How can we ensure that the cardano ecosystem is build on a framework which is owned by the community and equally accessible to all?
This is the total amount allocated to Open Source Developer Ecosystem.
There are core functionalities that most projects need, community owned open-source solutions can make them available to everyone
A healthy mix of both private and public groups build on top off, and contribute to, a solid and open foundation for development
Success of this proposal should be measured through the adoption of open source solutions by other projects:
- Usage of open source git repositories
- Usage of open source docker containers
At the end of this challenge it should also be easier for developers to find existing tools that help their project.
Have we managed to create public visible overviews of exisitng open source and free tools?
Other metrics could involve participating number of devs on open source projects, though this can be hard to track. We can track if events have been organised and seen participation to support open source projects
This challenges aims too support the development of common tools needed for projects to make use of the cardano blockchain.
Briefing
There are core functionalities that almost all Dapp projects need like querying the blockchain, managing wallets, creating transactions. These functionalities should be freely available to all and be owned by the community. Some of these solutions are currently only easily available as Software as a Service solution. If most Dapps are build on top of the same proprietary solutions to access the blockchain, however, this leads to centralization and introduces risk.
The goal of Cardano is to also include those who are currently being left out. If the best tools build with the community fund are behind a pay wall this creates an unfair playing field. Anyone who wants to start building on top of cardano should be able to easily configure a node with the utilities they need. Anyone who is hosting a node (as SPO or otherwise) should be able to easily add on and offer additional services as they see fit.
Large scale projects and singular solutions have proven to be inflexible and the industry is focusing on compositional design. Modern micro service architecture and solutions like containerization allow for common utilities to be developed as self-hosted independent building blocks. This approach allows projects to focus on a single functionality reducing the risk for the whole community.
Guiding questions:
- How can we ensure future developers benefit from the work that is funded today?
- How do we promote a decentralised and self-hosted ecosystem?

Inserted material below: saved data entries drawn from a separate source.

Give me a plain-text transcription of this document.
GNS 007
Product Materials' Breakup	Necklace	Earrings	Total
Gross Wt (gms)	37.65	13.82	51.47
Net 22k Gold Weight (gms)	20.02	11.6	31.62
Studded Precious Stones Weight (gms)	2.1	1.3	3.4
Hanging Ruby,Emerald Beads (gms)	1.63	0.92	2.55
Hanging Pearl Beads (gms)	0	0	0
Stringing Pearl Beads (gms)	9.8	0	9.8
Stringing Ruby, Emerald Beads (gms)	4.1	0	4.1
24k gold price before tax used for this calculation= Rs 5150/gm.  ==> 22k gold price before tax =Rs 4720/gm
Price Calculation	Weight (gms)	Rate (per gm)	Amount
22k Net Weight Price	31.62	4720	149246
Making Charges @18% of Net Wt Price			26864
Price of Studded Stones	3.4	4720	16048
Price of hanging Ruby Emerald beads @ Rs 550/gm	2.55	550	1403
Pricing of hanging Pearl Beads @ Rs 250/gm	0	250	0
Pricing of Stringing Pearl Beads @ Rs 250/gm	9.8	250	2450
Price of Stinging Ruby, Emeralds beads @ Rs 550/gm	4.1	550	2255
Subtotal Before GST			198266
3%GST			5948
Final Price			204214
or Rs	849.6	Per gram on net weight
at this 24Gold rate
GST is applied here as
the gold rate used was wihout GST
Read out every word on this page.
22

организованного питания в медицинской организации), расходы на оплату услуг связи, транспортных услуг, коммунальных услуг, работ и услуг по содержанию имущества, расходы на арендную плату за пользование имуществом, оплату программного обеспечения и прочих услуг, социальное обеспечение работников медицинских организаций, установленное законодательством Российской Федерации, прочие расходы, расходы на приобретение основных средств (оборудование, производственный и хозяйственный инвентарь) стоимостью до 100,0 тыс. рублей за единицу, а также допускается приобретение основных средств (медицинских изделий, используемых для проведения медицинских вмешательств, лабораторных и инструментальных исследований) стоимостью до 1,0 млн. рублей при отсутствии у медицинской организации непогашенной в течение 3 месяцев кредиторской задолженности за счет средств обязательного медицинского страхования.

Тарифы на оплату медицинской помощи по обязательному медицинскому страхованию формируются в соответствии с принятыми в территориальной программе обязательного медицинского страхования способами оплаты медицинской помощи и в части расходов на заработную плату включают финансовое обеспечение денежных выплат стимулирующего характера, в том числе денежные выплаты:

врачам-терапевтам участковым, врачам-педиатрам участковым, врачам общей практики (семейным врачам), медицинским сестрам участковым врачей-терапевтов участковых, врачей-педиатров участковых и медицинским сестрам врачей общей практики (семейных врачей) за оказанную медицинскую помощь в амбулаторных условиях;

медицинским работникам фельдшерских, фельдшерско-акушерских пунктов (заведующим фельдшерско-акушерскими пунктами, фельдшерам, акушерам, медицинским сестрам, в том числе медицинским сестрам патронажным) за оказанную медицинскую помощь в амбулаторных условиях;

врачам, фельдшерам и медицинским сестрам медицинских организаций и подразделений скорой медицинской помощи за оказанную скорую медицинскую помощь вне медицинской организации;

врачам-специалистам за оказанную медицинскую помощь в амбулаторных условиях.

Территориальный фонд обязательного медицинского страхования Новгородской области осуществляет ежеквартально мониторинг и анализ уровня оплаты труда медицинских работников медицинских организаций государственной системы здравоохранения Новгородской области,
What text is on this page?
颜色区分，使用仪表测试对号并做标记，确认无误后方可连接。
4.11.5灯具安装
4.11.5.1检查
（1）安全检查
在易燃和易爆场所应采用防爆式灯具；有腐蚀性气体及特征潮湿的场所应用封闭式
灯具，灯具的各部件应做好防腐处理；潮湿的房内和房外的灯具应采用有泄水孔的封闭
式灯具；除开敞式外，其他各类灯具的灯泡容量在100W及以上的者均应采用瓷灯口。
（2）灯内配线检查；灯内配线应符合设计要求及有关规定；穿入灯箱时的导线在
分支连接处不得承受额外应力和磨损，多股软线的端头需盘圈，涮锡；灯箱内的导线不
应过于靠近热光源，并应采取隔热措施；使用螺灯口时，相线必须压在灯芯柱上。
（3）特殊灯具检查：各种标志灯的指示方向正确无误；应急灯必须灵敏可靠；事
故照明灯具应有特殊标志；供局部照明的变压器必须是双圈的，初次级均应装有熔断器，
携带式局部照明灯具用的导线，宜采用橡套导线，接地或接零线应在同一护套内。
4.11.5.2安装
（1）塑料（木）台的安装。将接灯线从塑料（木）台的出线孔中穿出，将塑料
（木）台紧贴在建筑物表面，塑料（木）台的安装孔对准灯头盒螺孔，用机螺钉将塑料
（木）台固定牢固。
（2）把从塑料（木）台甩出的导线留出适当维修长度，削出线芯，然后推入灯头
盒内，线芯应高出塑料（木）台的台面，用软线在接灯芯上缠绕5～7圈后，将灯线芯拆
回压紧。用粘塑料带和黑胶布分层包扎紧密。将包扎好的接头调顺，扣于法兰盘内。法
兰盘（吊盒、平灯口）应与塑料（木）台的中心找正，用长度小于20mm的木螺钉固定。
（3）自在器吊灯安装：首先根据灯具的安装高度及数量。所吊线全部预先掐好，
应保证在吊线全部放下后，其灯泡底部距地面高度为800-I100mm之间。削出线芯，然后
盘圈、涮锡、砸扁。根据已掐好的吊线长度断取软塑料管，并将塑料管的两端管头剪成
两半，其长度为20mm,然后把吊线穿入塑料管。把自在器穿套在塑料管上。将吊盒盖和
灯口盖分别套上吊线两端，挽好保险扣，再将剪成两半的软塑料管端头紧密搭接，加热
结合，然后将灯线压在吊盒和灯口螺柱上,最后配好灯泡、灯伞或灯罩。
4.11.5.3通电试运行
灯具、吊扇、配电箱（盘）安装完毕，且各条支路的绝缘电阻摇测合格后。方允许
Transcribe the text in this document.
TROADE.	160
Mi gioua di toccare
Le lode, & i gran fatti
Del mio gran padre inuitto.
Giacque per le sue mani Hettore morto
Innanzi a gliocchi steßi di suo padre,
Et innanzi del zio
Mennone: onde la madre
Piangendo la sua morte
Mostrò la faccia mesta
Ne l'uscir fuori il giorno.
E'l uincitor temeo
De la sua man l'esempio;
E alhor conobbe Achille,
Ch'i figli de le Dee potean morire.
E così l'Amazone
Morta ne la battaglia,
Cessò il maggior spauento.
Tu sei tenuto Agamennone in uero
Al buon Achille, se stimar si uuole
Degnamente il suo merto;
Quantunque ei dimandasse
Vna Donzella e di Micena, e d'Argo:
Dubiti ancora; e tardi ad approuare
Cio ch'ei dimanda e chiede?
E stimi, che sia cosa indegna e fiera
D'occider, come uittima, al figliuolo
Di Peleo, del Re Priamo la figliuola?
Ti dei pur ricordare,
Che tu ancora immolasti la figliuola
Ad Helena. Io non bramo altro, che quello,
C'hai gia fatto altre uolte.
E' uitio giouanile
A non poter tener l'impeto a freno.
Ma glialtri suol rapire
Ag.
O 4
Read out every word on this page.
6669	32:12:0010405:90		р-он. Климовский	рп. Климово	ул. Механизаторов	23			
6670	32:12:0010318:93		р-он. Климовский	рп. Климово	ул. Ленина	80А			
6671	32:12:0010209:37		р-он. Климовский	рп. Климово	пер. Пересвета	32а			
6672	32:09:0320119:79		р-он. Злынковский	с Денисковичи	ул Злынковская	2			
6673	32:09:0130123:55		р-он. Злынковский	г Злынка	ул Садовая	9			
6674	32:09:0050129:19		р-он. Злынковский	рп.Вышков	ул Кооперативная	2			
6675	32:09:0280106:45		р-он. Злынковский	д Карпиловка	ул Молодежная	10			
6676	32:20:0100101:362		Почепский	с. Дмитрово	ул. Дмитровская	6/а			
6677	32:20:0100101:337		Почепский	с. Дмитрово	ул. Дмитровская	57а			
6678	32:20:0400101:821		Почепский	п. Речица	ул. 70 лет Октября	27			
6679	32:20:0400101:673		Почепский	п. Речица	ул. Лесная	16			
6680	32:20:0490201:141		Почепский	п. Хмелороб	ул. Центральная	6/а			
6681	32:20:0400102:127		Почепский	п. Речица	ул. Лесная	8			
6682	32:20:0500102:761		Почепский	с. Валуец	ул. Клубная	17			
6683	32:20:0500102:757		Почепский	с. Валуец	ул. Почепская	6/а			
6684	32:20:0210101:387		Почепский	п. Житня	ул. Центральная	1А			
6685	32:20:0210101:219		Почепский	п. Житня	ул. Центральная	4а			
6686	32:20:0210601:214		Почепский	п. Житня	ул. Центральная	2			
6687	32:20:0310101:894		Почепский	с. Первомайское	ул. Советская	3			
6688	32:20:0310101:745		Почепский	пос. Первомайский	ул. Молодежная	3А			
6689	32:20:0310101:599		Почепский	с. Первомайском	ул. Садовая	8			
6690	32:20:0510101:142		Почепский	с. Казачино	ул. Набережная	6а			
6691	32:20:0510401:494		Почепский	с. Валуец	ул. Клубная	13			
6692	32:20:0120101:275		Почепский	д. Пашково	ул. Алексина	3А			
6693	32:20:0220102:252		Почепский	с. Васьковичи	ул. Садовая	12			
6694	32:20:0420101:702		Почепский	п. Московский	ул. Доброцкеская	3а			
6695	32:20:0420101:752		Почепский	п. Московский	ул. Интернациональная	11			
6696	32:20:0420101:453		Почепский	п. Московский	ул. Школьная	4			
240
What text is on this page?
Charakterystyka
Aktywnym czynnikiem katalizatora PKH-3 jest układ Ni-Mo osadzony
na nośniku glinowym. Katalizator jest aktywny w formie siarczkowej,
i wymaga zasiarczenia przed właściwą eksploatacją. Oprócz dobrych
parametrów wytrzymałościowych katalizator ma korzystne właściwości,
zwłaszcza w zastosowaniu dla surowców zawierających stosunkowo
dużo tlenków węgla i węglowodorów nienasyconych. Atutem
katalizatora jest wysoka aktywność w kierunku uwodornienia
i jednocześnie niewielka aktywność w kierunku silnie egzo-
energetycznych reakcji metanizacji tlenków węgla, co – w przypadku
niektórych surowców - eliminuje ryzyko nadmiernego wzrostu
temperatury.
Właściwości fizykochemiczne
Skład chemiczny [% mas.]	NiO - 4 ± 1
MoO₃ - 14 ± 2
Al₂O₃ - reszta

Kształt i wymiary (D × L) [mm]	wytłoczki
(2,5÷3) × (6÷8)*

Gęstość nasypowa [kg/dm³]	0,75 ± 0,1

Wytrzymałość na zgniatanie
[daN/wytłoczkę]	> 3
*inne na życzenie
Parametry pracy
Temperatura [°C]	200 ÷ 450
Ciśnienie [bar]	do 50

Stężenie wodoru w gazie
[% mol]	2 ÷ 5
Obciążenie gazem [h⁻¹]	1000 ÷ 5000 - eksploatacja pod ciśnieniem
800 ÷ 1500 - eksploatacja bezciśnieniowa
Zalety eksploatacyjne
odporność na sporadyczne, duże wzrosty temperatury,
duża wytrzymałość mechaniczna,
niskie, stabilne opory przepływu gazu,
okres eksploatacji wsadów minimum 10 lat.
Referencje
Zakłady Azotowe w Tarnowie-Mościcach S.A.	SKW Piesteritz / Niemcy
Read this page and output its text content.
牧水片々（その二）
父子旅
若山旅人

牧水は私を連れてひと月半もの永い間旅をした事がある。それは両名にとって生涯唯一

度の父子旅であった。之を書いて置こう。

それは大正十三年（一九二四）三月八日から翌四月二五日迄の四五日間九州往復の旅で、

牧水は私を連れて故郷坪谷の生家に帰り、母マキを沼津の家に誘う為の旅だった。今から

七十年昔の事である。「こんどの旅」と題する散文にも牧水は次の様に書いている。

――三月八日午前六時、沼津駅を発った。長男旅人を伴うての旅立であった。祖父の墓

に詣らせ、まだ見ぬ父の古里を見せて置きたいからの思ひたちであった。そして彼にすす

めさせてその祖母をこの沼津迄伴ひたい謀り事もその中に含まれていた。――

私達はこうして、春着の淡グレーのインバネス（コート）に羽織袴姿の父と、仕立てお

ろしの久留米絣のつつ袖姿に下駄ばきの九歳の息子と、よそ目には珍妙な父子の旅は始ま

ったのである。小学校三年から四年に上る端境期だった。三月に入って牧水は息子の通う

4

- How do we align between different open source community efforts?
possible directions:
- developing common tools as libraries or containerized services
- incentive system for developing & hosting common open source utility's
- common audited repositories & overviews for open source solutions
- organising events to bring the open source community together
- collaborations/efforts on defining common standards
The Budget is set to be an additional 10% of the current proposed dev ecosystem challenge.
Challenge Team:
Due to time constraints and the short notice a team has not been officially formed. There has been contact with several other community members who have shown an interest. If the Challenge gets accepted a team will be formed and rewards would be shared fairly. The current member has experience with facilitating sessions, writing proposals and has experience working on open source projects as a developer & a product owner.
The Challenge team will try to work with existing open source intitiatives too provide proposers a way for proposers to build part of their roadmap. This is ofcourse voluntarry and proposers are free to do their own project within the scope of the challenge.